Тэнни вспомнил войну. Он всегда откликался, когда кто‑то звал санитара, а вот сумел ли он кого‑нибудь спасти? Как‑то одному молодому солдату, ковбою из штата Вайоминг, совсем недавно оказавшемуся у них во взводе, пуля пробила грудь. Браун пытался спасти его, но дыхание со зловещим свистом вырывалось у раненого из пробитой груди. Солдат был в шоке от боли, но не сводил глаз с Тэнни, вероятно ожидая какого‑нибудь знака, по которому он понял бы, суждено ему жить или предстоит умереть. Когда раненый испустил последний свистящий вздох, он все еще смотрел на Тэнни. Такие же глаза были у Джорджа и Бетти Шрайвер, когда он приехал к ним домой, чтобы сообщить страшную весть.
Браун был знаком с Джорджем Шрайвером с того самого дня, когда пошел работать уборщиком в магазин к его отцу, тогда Джордж взял вторую швабру и стал вместе с ним мести пол.
«Скольких же людей я уже проводил на тот свет?!» В последний раз взглянув на снимок, он дрожащей рукой поставил рамку с фотографией обратно на секретер дочери, мысленно поблагодарил Джоанну за все, что она сделала для него и его семьи, и пообещал ей, что ее смерть непременно будет отомщена.

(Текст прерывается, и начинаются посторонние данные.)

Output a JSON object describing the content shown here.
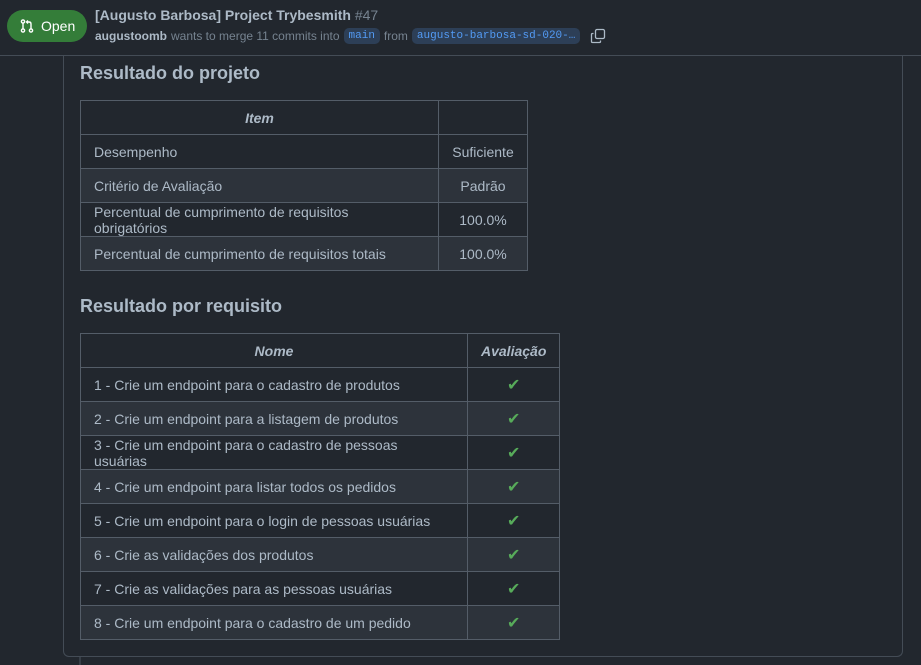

Вернувшись к себе в спальню, Тэнни больше не вспоминал о своей усталости и не думал об отдыхе. Движимый волной нахлынувших эмоций, он собрал кое‑какую одежду в небольшой чемодан и стал звонить в аэропорт, чтобы узнать о времени следующего рейса в Майами.
Глава 13
Не рой себе яму
Мэтью Кауэрт не находил себе места.
Наутро после казни Блэра Салливана его не покидало ощущение, словно он следующий в очереди на электрический стул. Журналист почти всю ночь провел за рулем. Он преодолел триста с лишним миль. Он ехал быстро, но, к его удивлению, его ни разу не остановили за превышение скорости, хотя по дороге попадались патрульные полицейские машины, следовавшие во встречном направлении. Кауэрт несся сквозь тьму, а сердце его терзали сомнения. Первые лучи утреннего солнца не принесли облегчения. Уже совсем рассвело, когда он наконец сдал взятую напрокат в Старке машину сотруднику компании «Херц» в международном аэропорту Майами, который никак не мог взять в толк, почему Кауэрт не вернул машину там же, где и взял, – в Северной Флориде. Кубинец‑таксист, без умолку болтавший то на английском, то на испанском о бейсболе и политике, ничего не понимая ни в том ни в другом, с трудом пробился сквозь утренние пробки, и Кауэрт ступил на тротуар, асфальт которого уже начал плавиться под лучами палящего солнца.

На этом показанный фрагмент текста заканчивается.